The second part is consulting, which is going well with a team of four now. We work with vendors on community and blogger programs, user groups, and social media. For example, we are just finishing a project with Cohesity that helped them reach out to many vExperts, and they even briefly won a Best of VMworld award this year before losing with a technicality. Check them out if you haven’t had a chance. In the future, we’re all going to have to worry more about data management. You thought VM sprawl was bad?
So part of this consulting business is like public relations for bloggers. Bad PR people suck because they bug people who don’t want to be bugged, and they don’t stop even when asked. On the other hand, I know from experience that the right invitation at the right time is awesome. A briefing with a vendor gives you a deeper understanding of the product, it gives you something to blog about, and it can form a deeper relationship with the company, which then gives you a lifeline to the vendor when needed for your day job. Win-win all the way around.

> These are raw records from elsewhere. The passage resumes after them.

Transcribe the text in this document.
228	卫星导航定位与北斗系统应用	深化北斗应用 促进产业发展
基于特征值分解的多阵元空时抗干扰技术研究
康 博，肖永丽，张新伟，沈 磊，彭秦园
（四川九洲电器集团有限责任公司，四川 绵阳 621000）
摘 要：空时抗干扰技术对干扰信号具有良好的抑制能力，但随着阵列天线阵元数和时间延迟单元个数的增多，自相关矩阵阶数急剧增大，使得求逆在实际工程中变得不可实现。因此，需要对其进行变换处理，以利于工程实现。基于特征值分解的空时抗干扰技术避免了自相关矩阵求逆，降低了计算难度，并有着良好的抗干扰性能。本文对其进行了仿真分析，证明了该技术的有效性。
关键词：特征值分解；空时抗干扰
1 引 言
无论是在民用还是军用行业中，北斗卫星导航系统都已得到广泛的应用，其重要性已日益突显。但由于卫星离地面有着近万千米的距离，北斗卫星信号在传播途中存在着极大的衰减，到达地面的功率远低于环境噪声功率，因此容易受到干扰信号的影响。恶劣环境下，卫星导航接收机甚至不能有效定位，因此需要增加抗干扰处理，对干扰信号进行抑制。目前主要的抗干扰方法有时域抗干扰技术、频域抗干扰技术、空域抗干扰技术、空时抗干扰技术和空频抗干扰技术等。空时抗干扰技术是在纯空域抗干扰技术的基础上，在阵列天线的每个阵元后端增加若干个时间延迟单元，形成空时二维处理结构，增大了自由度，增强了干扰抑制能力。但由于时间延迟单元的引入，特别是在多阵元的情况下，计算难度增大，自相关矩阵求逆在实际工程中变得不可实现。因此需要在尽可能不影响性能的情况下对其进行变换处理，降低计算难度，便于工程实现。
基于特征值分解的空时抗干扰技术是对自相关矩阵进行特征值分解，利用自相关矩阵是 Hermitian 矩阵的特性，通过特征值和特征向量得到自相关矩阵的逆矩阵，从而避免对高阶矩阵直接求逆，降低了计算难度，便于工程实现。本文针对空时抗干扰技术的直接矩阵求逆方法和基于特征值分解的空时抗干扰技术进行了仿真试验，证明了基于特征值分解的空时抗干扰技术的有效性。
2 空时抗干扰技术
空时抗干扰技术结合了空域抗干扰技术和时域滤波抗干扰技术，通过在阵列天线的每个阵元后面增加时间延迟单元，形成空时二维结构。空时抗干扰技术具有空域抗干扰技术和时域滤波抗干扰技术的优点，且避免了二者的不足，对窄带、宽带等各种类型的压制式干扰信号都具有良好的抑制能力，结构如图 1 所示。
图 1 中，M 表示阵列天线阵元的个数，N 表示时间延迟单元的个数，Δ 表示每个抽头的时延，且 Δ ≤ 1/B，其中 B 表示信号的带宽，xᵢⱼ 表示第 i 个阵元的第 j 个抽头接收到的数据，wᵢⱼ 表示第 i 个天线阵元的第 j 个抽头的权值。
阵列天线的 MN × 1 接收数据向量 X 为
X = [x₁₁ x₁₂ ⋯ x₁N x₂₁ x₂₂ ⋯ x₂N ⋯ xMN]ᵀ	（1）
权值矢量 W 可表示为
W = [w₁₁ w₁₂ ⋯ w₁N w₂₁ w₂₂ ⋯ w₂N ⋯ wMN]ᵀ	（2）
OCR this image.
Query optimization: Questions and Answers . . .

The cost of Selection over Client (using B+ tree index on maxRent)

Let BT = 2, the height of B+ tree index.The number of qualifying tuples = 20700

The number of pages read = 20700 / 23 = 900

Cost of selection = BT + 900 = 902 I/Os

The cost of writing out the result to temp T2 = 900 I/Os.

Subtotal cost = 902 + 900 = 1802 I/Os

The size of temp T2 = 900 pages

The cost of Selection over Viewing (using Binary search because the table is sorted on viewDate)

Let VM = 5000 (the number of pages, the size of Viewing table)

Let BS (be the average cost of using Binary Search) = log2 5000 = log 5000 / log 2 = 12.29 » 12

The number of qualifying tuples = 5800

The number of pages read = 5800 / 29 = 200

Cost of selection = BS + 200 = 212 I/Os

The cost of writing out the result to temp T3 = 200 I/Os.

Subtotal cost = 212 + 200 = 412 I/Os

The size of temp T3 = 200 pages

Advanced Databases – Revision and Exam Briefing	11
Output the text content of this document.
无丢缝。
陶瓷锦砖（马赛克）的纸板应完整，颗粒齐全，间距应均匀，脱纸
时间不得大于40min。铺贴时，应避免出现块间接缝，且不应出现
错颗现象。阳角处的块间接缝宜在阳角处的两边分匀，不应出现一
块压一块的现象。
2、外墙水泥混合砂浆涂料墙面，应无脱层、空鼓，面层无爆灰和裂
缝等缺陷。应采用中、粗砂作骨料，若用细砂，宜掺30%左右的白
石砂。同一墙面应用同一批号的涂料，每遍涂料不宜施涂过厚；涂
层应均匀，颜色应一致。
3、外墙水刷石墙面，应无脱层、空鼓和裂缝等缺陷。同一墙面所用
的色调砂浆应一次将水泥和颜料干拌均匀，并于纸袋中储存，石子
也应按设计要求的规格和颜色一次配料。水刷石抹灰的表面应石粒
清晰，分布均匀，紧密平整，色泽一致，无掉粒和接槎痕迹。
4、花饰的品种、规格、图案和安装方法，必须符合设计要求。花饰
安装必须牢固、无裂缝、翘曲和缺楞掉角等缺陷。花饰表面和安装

So how do we make the whole process more like a welcome opportunity and less like a dinnertime phone call from your least favorite charity? So I came up with this experiment:
Introducing The Blogger Briefing
If you’re a blogger, and you want an occasional briefing from a vendor, just sign up here with The Briefing List. I’ll work with the vendors to make sure they have something worth talking about, and I’ll use the list to see who is interested. We’ll then set up briefings and you’ll be able to give feedback afterwards. We’ll start simple and see what it turns into. (If you’re a vendor and want a grown-up technical conversation with some bloggers, hit me up.)
You’ve heard of “technical debt”? Well I’ve got “giveaway debt”: I haven’t mailed out a damn thing yet. And now we add last week’s t-shirt winner is Keiran Shelden. I also turned up three more XL sized shirts — a vNerd 2016, a green Intel Snap, and an exclusive William Lam “Fork Off — Instant Clone” Star Wars parody. Hit me up or they get stuffed in the packets for the previous winners.
The latest Geek Whisperers is good! Keep Learning and Keeping Connections After Changing Jobs with Erin Banks — Ep 119.
And Gregg Robertson recommends: “Favourite AWS learning resource has to be ACloudGuru ones. Brilliant resources that are super cheap.”
Two questions: 1. More articles? They’re on Twitter, but should I discuss a few here? 2. Listening to people talk about tweaking out their iOS 10 setups makes me wonder — are you a tweaker or a defaulter? When I was a wee lad I tweaked out my X-Windows to the max — I even had left-hand scroll bars. My .emacs and .bashrc files were things of beauty. Now? I can use anything out of the box because I change no defaults. You?